“After detailed experiments we now know exactly which mutation in the region that is functional and directly involved in FADS1 regulation,” says Gang Pan at the Department of Immunology, Genetics and Pathology, Uppsala University and one of the authors of the article.
In this new study the scientists show that the gene region which controls FADS1 appeared 6 million years ago and is present in human and chimpanzee but not in other species. Since increased production of omega-3 and omega-6 is favourable to brain development this event may have contributed to human evolution. A mutation happened 300,000 years ago which further increased the capacity of the gene to produce both omega-3 and omega-6 fatty acids. This mutation constituted an evolutionary advantage that has led to the more active variant of FADS1 being the common one in major parts of the world.
In historical times people ate equal amounts of omega-3, coming from fish and vegetables, and omega-6 coming from meat and egg.

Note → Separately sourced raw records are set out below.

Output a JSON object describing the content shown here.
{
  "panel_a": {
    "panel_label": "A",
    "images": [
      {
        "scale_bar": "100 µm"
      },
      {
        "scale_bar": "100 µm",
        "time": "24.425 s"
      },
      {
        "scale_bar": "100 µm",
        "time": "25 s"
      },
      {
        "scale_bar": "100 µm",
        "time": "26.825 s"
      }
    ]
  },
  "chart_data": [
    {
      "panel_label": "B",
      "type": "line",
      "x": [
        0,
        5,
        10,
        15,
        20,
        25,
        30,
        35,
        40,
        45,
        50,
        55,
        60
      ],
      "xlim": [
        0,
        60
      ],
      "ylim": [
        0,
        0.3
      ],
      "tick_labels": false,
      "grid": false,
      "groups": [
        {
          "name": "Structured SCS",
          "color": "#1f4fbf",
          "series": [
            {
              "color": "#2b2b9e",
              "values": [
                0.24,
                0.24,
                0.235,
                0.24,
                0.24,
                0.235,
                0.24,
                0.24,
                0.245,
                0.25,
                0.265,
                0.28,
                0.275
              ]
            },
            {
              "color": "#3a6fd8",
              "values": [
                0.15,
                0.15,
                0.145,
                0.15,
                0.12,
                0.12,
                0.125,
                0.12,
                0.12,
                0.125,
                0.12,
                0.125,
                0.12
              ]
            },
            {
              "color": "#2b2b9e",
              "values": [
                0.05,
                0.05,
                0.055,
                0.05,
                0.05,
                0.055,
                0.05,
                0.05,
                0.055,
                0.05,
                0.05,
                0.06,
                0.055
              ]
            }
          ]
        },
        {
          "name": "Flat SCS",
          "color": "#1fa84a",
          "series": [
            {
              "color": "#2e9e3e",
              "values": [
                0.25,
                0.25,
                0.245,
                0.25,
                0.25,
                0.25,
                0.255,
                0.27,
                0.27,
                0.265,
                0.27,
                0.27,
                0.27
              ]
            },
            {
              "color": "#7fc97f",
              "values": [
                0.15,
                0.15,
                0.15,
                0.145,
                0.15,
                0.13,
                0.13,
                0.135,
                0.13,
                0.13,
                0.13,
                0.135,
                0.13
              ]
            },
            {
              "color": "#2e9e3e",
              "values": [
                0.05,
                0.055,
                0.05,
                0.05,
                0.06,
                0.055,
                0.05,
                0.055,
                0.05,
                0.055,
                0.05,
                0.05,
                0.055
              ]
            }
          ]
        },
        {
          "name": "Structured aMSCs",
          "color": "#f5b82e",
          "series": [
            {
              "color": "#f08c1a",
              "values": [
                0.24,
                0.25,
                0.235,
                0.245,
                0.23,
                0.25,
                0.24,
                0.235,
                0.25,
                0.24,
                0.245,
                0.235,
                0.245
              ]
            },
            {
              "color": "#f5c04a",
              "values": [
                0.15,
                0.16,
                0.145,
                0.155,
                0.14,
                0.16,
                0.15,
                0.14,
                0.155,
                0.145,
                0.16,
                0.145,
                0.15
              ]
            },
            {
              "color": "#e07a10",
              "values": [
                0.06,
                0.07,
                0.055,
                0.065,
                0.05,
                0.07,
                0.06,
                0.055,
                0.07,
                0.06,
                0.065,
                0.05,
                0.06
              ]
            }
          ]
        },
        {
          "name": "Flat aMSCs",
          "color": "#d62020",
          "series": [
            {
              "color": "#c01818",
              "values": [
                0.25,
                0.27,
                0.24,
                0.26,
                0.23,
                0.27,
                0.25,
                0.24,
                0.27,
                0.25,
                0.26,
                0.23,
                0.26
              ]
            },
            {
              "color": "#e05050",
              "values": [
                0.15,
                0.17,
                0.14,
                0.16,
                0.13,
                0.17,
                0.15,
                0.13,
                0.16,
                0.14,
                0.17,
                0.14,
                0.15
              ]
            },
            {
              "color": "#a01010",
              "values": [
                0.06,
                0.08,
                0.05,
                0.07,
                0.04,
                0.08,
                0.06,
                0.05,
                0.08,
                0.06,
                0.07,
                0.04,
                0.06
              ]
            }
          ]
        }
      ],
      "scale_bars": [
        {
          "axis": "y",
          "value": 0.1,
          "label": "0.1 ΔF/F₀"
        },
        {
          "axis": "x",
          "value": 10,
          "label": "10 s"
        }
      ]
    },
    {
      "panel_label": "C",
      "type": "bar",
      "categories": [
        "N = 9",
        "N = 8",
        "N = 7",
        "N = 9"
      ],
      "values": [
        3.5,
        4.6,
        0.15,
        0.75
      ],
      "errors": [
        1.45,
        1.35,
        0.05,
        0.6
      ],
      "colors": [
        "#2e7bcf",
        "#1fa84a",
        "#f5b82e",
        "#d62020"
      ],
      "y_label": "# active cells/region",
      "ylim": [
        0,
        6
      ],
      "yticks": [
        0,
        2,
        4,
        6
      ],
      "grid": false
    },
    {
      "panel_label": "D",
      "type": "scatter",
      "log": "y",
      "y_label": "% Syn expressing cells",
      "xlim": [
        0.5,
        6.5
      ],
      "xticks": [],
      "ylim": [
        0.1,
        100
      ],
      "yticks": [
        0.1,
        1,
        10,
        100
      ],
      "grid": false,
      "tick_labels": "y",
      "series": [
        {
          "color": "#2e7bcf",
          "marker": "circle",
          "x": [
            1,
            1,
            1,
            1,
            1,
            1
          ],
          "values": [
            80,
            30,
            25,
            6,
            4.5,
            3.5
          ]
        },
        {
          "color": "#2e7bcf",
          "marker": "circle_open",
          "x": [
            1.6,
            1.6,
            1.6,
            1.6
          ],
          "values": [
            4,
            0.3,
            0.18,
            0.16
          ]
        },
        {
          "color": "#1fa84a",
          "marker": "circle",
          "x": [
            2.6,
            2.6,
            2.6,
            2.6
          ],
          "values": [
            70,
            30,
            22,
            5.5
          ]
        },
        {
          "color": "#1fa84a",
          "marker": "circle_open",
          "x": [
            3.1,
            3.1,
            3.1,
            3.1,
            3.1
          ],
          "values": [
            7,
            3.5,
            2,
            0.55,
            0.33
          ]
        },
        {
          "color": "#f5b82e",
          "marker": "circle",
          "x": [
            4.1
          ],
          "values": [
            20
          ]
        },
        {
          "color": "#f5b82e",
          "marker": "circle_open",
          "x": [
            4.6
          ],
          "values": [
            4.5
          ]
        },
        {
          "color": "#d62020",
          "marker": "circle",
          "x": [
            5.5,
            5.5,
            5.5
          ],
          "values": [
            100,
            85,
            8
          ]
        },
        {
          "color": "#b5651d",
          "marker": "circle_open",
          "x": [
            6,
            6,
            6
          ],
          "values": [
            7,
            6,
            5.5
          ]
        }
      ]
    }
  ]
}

“Since we now live longer and have changed our diet radically – modern food in the Western world has drastic excess of omega-6 – what was an advantage in historical times may have turned against us and become an increased risk for many diseases,” says Gang Pan.
The genetic difference at FADS1 affects levels of LDL– and HDL-cholesterol, several other important fats, blood sugar and the metabolic syndrome, as well as how well we respond to treatment to control blood fat. It affects the risk for allergies and inflammatory diseases like rheumatism and inflammatory bowel disease. In addition it influences the risk for colon cancer and other types of cancer, as well as the heart rate.
“Polyunsaturated fats are involved in a surprising number of processes and the hope is that the new knowledge will make it possible to treat some of these diseases in a targeted way,” says Claes Wadelius, Professor of Medical Genetics at Uppsala University/SciLIfeLab, Sweden and the main author of the study.